All literal strings and string-valued constant expressions are interned. String literals are defined in $3.10.5 of the Java Language Specification.
It’s quite clear about the case I encountered. Then I understand, this is not a bug, but the trick . But, why he use “==” but not “equals“, I think that will be more clear and more easy to read, I think there must be other guys to be puzzled as me .
I think the author must care more about the performance than the code, the performance of “==” sure if better than “equals“, especially when the String is long~.

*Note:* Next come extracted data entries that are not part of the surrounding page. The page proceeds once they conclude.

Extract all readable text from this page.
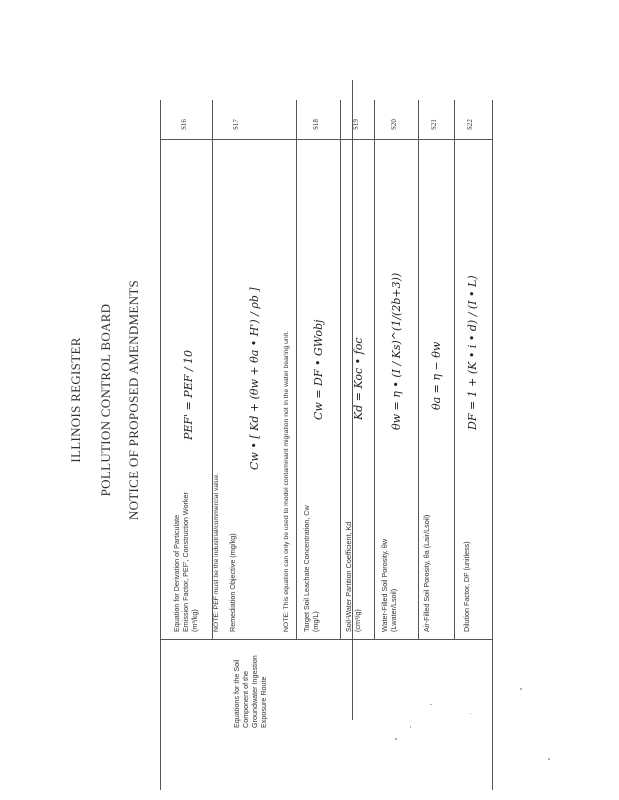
ILLINOIS REGISTER POLLUTION CONTROL BOARD NOTICE OF PROPOSED AMENDMENTS
Equations for the Soil Component of the Groundwater Ingestion Exposure Route
Equation for Derivation of Particulate Emission Factor, PEF', Construction Worker (m³/kg)
PEF' = PEF / 10
S16
NOTE: PEF must be the industrial/commercial value. Remediation Objective (mg/kg)
Cw • [ Kd + (θw + θa • H') / ρb ]
S17
NOTE: This equation can only be used to model contaminant migration not in the water bearing unit. Target Soil Leachate Concentration, Cw (mg/L)
Cw = DF • GWobj
S18
Soil-Water Partition Coefficient, Kd (cm³/g)
Kd = Koc • foc
S19
Water-Filled Soil Porosity, θw (Lwater/Lsoil)
θw = η • (I / Ks)^(1/(2b+3))
S20
Air-Filled Soil Porosity, θa (Lair/Lsoil)
θa = η − θw
S21
Dilution Factor, DF (unitless)
DF = 1 + (K • i • d) / (I • L)
S22
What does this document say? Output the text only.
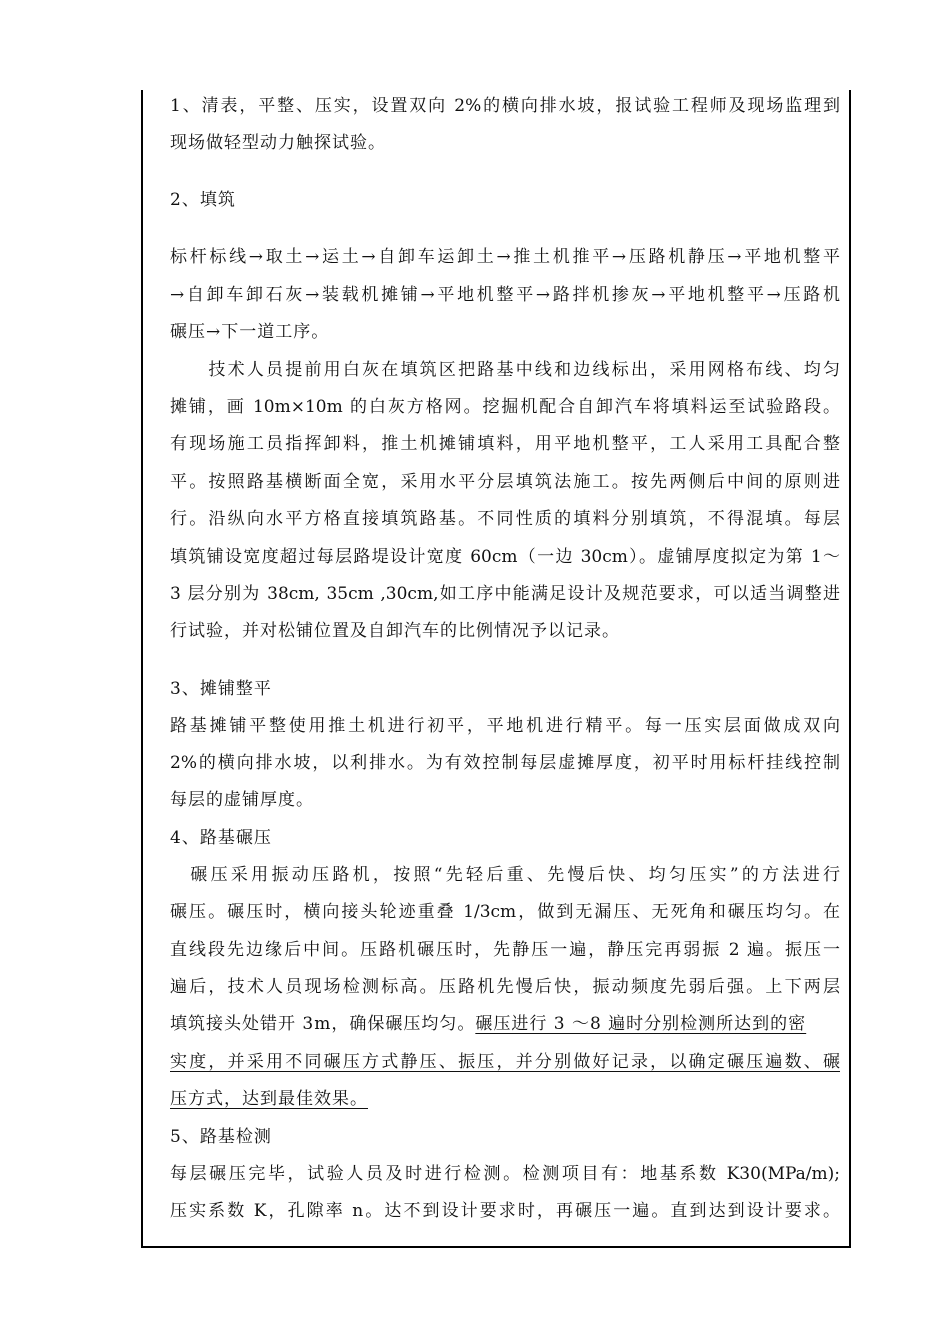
1、清表，平整、压实，设置双向 2%的横向排水坡，报试验工程师及现场监理到
现场做轻型动力触探试验。
2、填筑
标杆标线→取土→运土→自卸车运卸土→推土机推平→压路机静压→平地机整平
→自卸车卸石灰→装载机摊铺→平地机整平→路拌机掺灰→平地机整平→压路机
碾压→下一道工序。
　　技术人员提前用白灰在填筑区把路基中线和边线标出，采用网格布线、均匀
摊铺，画 10m×10m 的白灰方格网。挖掘机配合自卸汽车将填料运至试验路段。
有现场施工员指挥卸料，推土机摊铺填料，用平地机整平，工人采用工具配合整
平。按照路基横断面全宽，采用水平分层填筑法施工。按先两侧后中间的原则进
行。沿纵向水平方格直接填筑路基。不同性质的填料分别填筑，不得混填。每层
填筑铺设宽度超过每层路堤设计宽度 60cm（一边 30cm）。虚铺厚度拟定为第 1～
3 层分别为 38cm, 35cm ,30cm,如工序中能满足设计及规范要求，可以适当调整进
行试验，并对松铺位置及自卸汽车的比例情况予以记录。
3、摊铺整平
路基摊铺平整使用推土机进行初平，平地机进行精平。每一压实层面做成双向
2%的横向排水坡，以利排水。为有效控制每层虚摊厚度，初平时用标杆挂线控制
每层的虚铺厚度。
4、路基碾压
　碾压采用振动压路机，按照“先轻后重、先慢后快、均匀压实”的方法进行
碾压。碾压时，横向接头轮迹重叠 1/3cm，做到无漏压、无死角和碾压均匀。在
直线段先边缘后中间。压路机碾压时，先静压一遍，静压完再弱振 2 遍。振压一
遍后，技术人员现场检测标高。压路机先慢后快，振动频度先弱后强。上下两层
填筑接头处错开 3m，确保碾压均匀。碾压进行 3 ～8 遍时分别检测所达到的密
实度，并采用不同碾压方式静压、振压，并分别做好记录，以确定碾压遍数、碾
压方式，达到最佳效果。
5、路基检测
每层碾压完毕，试验人员及时进行检测。检测项目有：地基系数 K30(MPa/m);
压实系数 K，孔隙率 n。达不到设计要求时，再碾压一遍。直到达到设计要求。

Ok, everything clear now, and sure, not only String has such pool. For example:
- Integer i = 1;
- Integer j = 1;
what will System.out.println(i==l) output? I think you can get the right answer.
Update (2005.11.09):
"String"’s method "equalsIgnoreCase" also take advantage of this string pool:
- public boolean equalsIgnoreCase(String anotherString) {
- return (this == anotherString) ? true :
- (anotherString != null) && (anotherString.count == count) &&
- regionMatches(true, 0, anotherString, 0, count);
- }
If the two string point the same one, simply return true.
So, if you need to compare Strings frequently, you should "Intern" them.
For example, in Lucene’s source code, you need to compare the Field name very often, so, they intern the field name.